I haven't done much astronomical image processing before, but as this question is unanswered I'll give it a shot - hopefully to some avail. If the problem is more specific, a code sample/image sample would probably be useful for further diagnosis, but otherwise this example may help. It discusses the process of writing a 3-channel image to separate FITS images. I would try this first, and check if this output is also garbage - it might just be an issue with how you're using the HDUList.writeto() function. The relevant code is pasted below (with a couple of edits, as the example uses the Pillow Image class at first):
Split the three channels (RGB):
r, g, b = img[:, :, 0], img[:, :, 1], img[:, :, 2]
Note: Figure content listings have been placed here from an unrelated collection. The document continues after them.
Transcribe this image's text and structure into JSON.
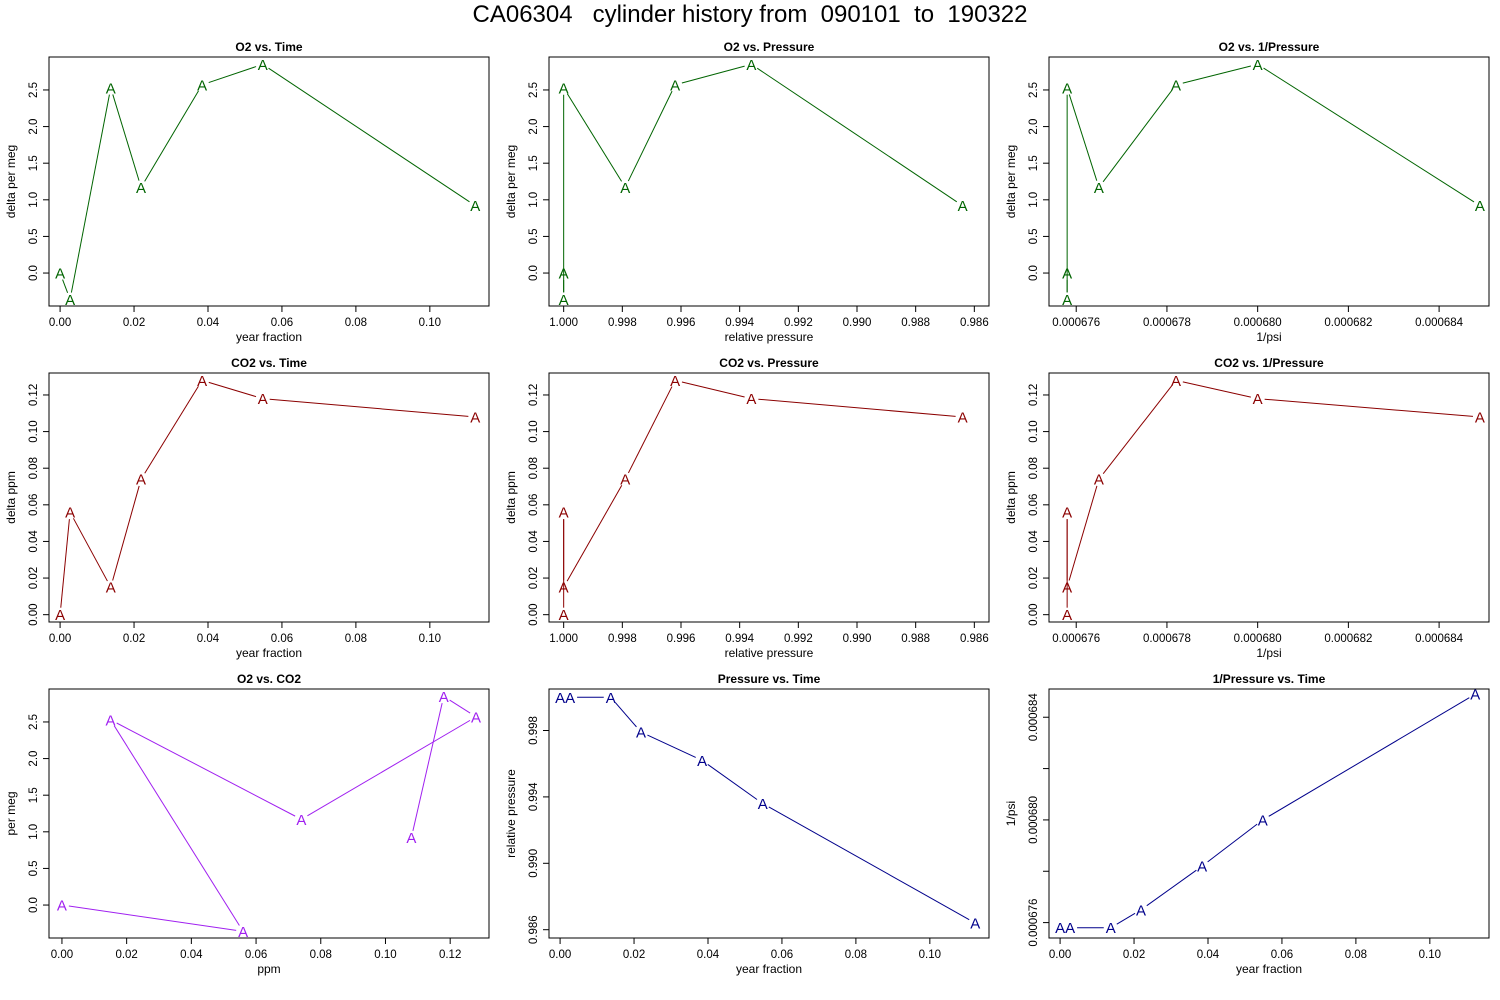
{
  "title": "CA06304   cylinder history from  090101  to  190322",
  "chart_data": [
    {
      "type": "line",
      "title": "O2 vs. Time",
      "xlabel": "year fraction",
      "ylabel": "delta per meg",
      "color": "#006400",
      "marker": "A",
      "xlim": [
        -0.003,
        0.116
      ],
      "ylim": [
        -0.45,
        2.95
      ],
      "xticks": [
        0.0,
        0.02,
        0.04,
        0.06,
        0.08,
        0.1
      ],
      "xticklabels": [
        "0.00",
        "0.02",
        "0.04",
        "0.06",
        "0.08",
        "0.10"
      ],
      "yticks": [
        0.0,
        0.5,
        1.0,
        1.5,
        2.0,
        2.5
      ],
      "yticklabels": [
        "0.0",
        "0.5",
        "1.0",
        "1.5",
        "2.0",
        "2.5"
      ],
      "x": [
        0.0,
        0.0027,
        0.0137,
        0.0219,
        0.0384,
        0.0548,
        0.1123
      ],
      "y": [
        0.0,
        -0.36,
        2.53,
        1.17,
        2.57,
        2.85,
        0.92
      ]
    },
    {
      "type": "line",
      "title": "O2 vs. Pressure",
      "xlabel": "relative pressure",
      "ylabel": "delta per meg",
      "color": "#006400",
      "marker": "A",
      "xlim": [
        1.0005,
        0.9855
      ],
      "ylim": [
        -0.45,
        2.95
      ],
      "xticks": [
        1.0,
        0.998,
        0.996,
        0.994,
        0.992,
        0.99,
        0.988,
        0.986
      ],
      "xticklabels": [
        "1.000",
        "0.998",
        "0.996",
        "0.994",
        "0.992",
        "0.990",
        "0.988",
        "0.986"
      ],
      "yticks": [
        0.0,
        0.5,
        1.0,
        1.5,
        2.0,
        2.5
      ],
      "yticklabels": [
        "0.0",
        "0.5",
        "1.0",
        "1.5",
        "2.0",
        "2.5"
      ],
      "x": [
        1.0,
        1.0,
        1.0,
        0.9979,
        0.9962,
        0.9936,
        0.9864
      ],
      "y": [
        0.0,
        -0.36,
        2.53,
        1.17,
        2.57,
        2.85,
        0.92
      ]
    },
    {
      "type": "line",
      "title": "O2 vs. 1/Pressure",
      "xlabel": "1/psi",
      "ylabel": "delta per meg",
      "color": "#006400",
      "marker": "A",
      "xlim": [
        0.0006754,
        0.0006851
      ],
      "ylim": [
        -0.45,
        2.95
      ],
      "xticks": [
        0.000676,
        0.000678,
        0.00068,
        0.000682,
        0.000684
      ],
      "xticklabels": [
        "0.000676",
        "0.000678",
        "0.000680",
        "0.000682",
        "0.000684"
      ],
      "yticks": [
        0.0,
        0.5,
        1.0,
        1.5,
        2.0,
        2.5
      ],
      "yticklabels": [
        "0.0",
        "0.5",
        "1.0",
        "1.5",
        "2.0",
        "2.5"
      ],
      "x": [
        0.0006758,
        0.0006758,
        0.0006758,
        0.0006765,
        0.0006782,
        0.00068,
        0.0006849
      ],
      "y": [
        0.0,
        -0.36,
        2.53,
        1.17,
        2.57,
        2.85,
        0.92
      ]
    },
    {
      "type": "line",
      "title": "CO2 vs. Time",
      "xlabel": "year fraction",
      "ylabel": "delta ppm",
      "color": "#8b0000",
      "marker": "A",
      "xlim": [
        -0.003,
        0.116
      ],
      "ylim": [
        -0.004,
        0.132
      ],
      "xticks": [
        0.0,
        0.02,
        0.04,
        0.06,
        0.08,
        0.1
      ],
      "xticklabels": [
        "0.00",
        "0.02",
        "0.04",
        "0.06",
        "0.08",
        "0.10"
      ],
      "yticks": [
        0.0,
        0.02,
        0.04,
        0.06,
        0.08,
        0.1,
        0.12
      ],
      "yticklabels": [
        "0.00",
        "0.02",
        "0.04",
        "0.06",
        "0.08",
        "0.10",
        "0.12"
      ],
      "x": [
        0.0,
        0.0027,
        0.0137,
        0.0219,
        0.0384,
        0.0548,
        0.1123
      ],
      "y": [
        0.0,
        0.056,
        0.015,
        0.074,
        0.128,
        0.118,
        0.108
      ]
    },
    {
      "type": "line",
      "title": "CO2 vs. Pressure",
      "xlabel": "relative pressure",
      "ylabel": "delta ppm",
      "color": "#8b0000",
      "marker": "A",
      "xlim": [
        1.0005,
        0.9855
      ],
      "ylim": [
        -0.004,
        0.132
      ],
      "xticks": [
        1.0,
        0.998,
        0.996,
        0.994,
        0.992,
        0.99,
        0.988,
        0.986
      ],
      "xticklabels": [
        "1.000",
        "0.998",
        "0.996",
        "0.994",
        "0.992",
        "0.990",
        "0.988",
        "0.986"
      ],
      "yticks": [
        0.0,
        0.02,
        0.04,
        0.06,
        0.08,
        0.1,
        0.12
      ],
      "yticklabels": [
        "0.00",
        "0.02",
        "0.04",
        "0.06",
        "0.08",
        "0.10",
        "0.12"
      ],
      "x": [
        1.0,
        1.0,
        1.0,
        0.9979,
        0.9962,
        0.9936,
        0.9864
      ],
      "y": [
        0.0,
        0.056,
        0.015,
        0.074,
        0.128,
        0.118,
        0.108
      ]
    },
    {
      "type": "line",
      "title": "CO2 vs. 1/Pressure",
      "xlabel": "1/psi",
      "ylabel": "delta ppm",
      "color": "#8b0000",
      "marker": "A",
      "xlim": [
        0.0006754,
        0.0006851
      ],
      "ylim": [
        -0.004,
        0.132
      ],
      "xticks": [
        0.000676,
        0.000678,
        0.00068,
        0.000682,
        0.000684
      ],
      "xticklabels": [
        "0.000676",
        "0.000678",
        "0.000680",
        "0.000682",
        "0.000684"
      ],
      "yticks": [
        0.0,
        0.02,
        0.04,
        0.06,
        0.08,
        0.1,
        0.12
      ],
      "yticklabels": [
        "0.00",
        "0.02",
        "0.04",
        "0.06",
        "0.08",
        "0.10",
        "0.12"
      ],
      "x": [
        0.0006758,
        0.0006758,
        0.0006758,
        0.0006765,
        0.0006782,
        0.00068,
        0.0006849
      ],
      "y": [
        0.0,
        0.056,
        0.015,
        0.074,
        0.128,
        0.118,
        0.108
      ]
    },
    {
      "type": "line",
      "title": "O2 vs. CO2",
      "xlabel": "ppm",
      "ylabel": "per meg",
      "color": "#a020f0",
      "marker": "A",
      "xlim": [
        -0.004,
        0.132
      ],
      "ylim": [
        -0.45,
        2.95
      ],
      "xticks": [
        0.0,
        0.02,
        0.04,
        0.06,
        0.08,
        0.1,
        0.12
      ],
      "xticklabels": [
        "0.00",
        "0.02",
        "0.04",
        "0.06",
        "0.08",
        "0.10",
        "0.12"
      ],
      "yticks": [
        0.0,
        0.5,
        1.0,
        1.5,
        2.0,
        2.5
      ],
      "yticklabels": [
        "0.0",
        "0.5",
        "1.0",
        "1.5",
        "2.0",
        "2.5"
      ],
      "x": [
        0.0,
        0.056,
        0.015,
        0.074,
        0.128,
        0.118,
        0.108
      ],
      "y": [
        0.0,
        -0.36,
        2.53,
        1.17,
        2.57,
        2.85,
        0.92
      ]
    },
    {
      "type": "line",
      "title": "Pressure vs. Time",
      "xlabel": "year fraction",
      "ylabel": "relative pressure",
      "color": "#00008b",
      "marker": "A",
      "xlim": [
        -0.003,
        0.116
      ],
      "ylim": [
        0.9855,
        1.0005
      ],
      "xticks": [
        0.0,
        0.02,
        0.04,
        0.06,
        0.08,
        0.1
      ],
      "xticklabels": [
        "0.00",
        "0.02",
        "0.04",
        "0.06",
        "0.08",
        "0.10"
      ],
      "yticks": [
        0.986,
        0.99,
        0.994,
        0.998
      ],
      "yticklabels": [
        "0.986",
        "0.990",
        "0.994",
        "0.998"
      ],
      "x": [
        0.0,
        0.0027,
        0.0137,
        0.0219,
        0.0384,
        0.0548,
        0.1123
      ],
      "y": [
        1.0,
        1.0,
        1.0,
        0.9979,
        0.9962,
        0.9936,
        0.9864
      ]
    },
    {
      "type": "line",
      "title": "1/Pressure vs. Time",
      "xlabel": "year fraction",
      "ylabel": "1/psi",
      "color": "#00008b",
      "marker": "A",
      "xlim": [
        -0.003,
        0.116
      ],
      "ylim": [
        0.0006754,
        0.0006851
      ],
      "xticks": [
        0.0,
        0.02,
        0.04,
        0.06,
        0.08,
        0.1
      ],
      "xticklabels": [
        "0.00",
        "0.02",
        "0.04",
        "0.06",
        "0.08",
        "0.10"
      ],
      "yticks": [
        0.000676,
        0.000678,
        0.00068,
        0.000682,
        0.000684
      ],
      "yticklabels": [
        "0.000676",
        "",
        "0.000680",
        "",
        "0.000684"
      ],
      "x": [
        0.0,
        0.0027,
        0.0137,
        0.0219,
        0.0384,
        0.0548,
        0.1123
      ],
      "y": [
        0.0006758,
        0.0006758,
        0.0006758,
        0.0006765,
        0.0006782,
        0.00068,
        0.0006849
      ]
    }
  ]
}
Write out the channels as separate FITS images
red = fits.PrimaryHDU(data=r)
red.writeto('red.fits')
green = fits.PrimaryHDU(data=g)
green.writeto('green.fits')
blue = fits.PrimaryHDU(data=b)
blue.writeto('blue.fits')
Also out of curiosity - why is your "numpy RGB array" storing values between 0 and 512? The standard for images is usually integers between 0-255 or floats between 0 and 1; but my guess is that astronomy requires a larger bit depth? In any case, you should also make sure the dtype of your numpy array is large enough for the desired bit depth - often images are stored with dtype="uint8" which ranges from 0 to 255.